Most of the literature on massive transfusion concerns whole blood replacement, whereas clinically, packed red blood cells are commonly given. To determine when hemostatic abnormalities occur in patients resuscitated primarily with packed red blood cells and crystalloid, the cases of 39 consecutive patients who were transfused with 10 or more red blood cell units of any kind within 24 hours were reviewed. After transfusion with 20 or more units of red blood cell products of any kind (packed red blood cells, cell-saver units, or whole blood), 75% (3 of 4) of patients had platelet counts less than 50 x 10(9)/L, compared to 0 of 29 patients given less than 20 units (P less than 0.001). After transfusion of 12 units of relatively plasma-free red blood cell products (packed red blood cells or cell-saver units), 100% (8 of 8) of patients had prothrombin time prolonged by more than 1.5 times mid-range of normal, compared to 36% (5 of 14) of patients given less than 12 units (P = 0.012). These data confirm that patients massively transfused with red blood cells of any kind develop significant thrombocytopenia after 20 units.

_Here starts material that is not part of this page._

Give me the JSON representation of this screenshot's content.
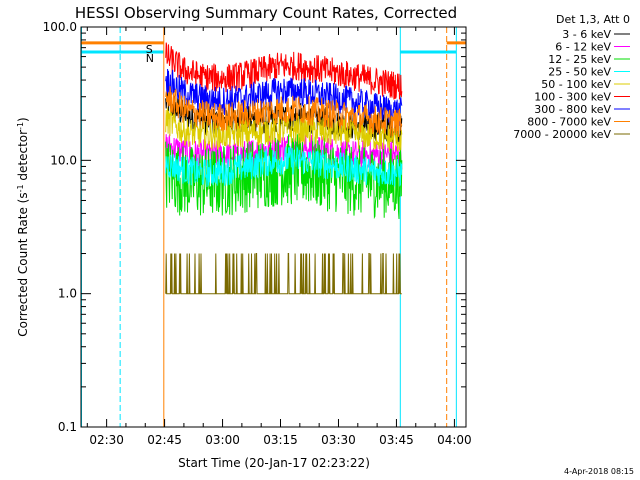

Importantly, probably clinically significant prothrombin time and partial thromboplastin time prolongations occurred consistently after transfusion of 12 units of relatively plasma-free red blood cells in unselected patients at an urban trauma hospital. These data suggest that coagulation factor replacement is necessary in patients who receive 12 or more units of packed red blood cells or cell-saver blood, and platelet replacement is necessary in patients who receive 20 or more units of any red blood cell product. A prospective study is needed to determine whether the expected abnormal clinical bleeding indeed occurs in patients with such laboratory coagulation abnormalities and to determine when plasma transfusion is indicated in patients massively transfused with red blood cells.

摘要

大多数关于大量输血的文献关注的是全血置换,而在临床上,常用的是浓缩红细胞。为了确定主要接受浓缩红细胞和晶体液复苏的患者何时出现止血异常,回顾了39例在24小时内输注10个或更多单位任何类型红细胞的连续患者的病例。在输注20个或更多单位任何类型的红细胞制品(浓缩红细胞、自体血回输单位或全血)后,75%(4例中的3例)患者的血小板计数低于50×10⁹/L,而输注少于20单位的29例患者中这一比例为0(P<0.001)。在输注12单位相对无血浆的红细胞制品(浓缩红细胞或自体血回输单位)后,100%(8例中的8例)患者的凝血酶原时间延长超过正常范围中位数的1.5倍,而输注少于12单位的患者中这一比例为36%(14例中的5例)(P = 0.012)。这些数据证实,大量输注任何类型红细胞的患者在输注20单位后会出现显著的血小板减少。重要的是,在一家城市创伤医院的未选择患者中,输注12单位相对无血浆的红细胞后,凝血酶原时间和部分凝血活酶时间延长可能具有临床意义,且这种情况持续出现。这些数据表明,接受12个或更多单位浓缩红细胞或自体血回输的患者需要进行凝血因子替代,而接受20个或更多单位任何红细胞制品的患者需要进行血小板替代。需要进行一项前瞻性研究,以确定此类实验室凝血异常的患者是否确实会出现预期的临床异常出血,并确定大量输注红细胞的患者何时需要输注血浆。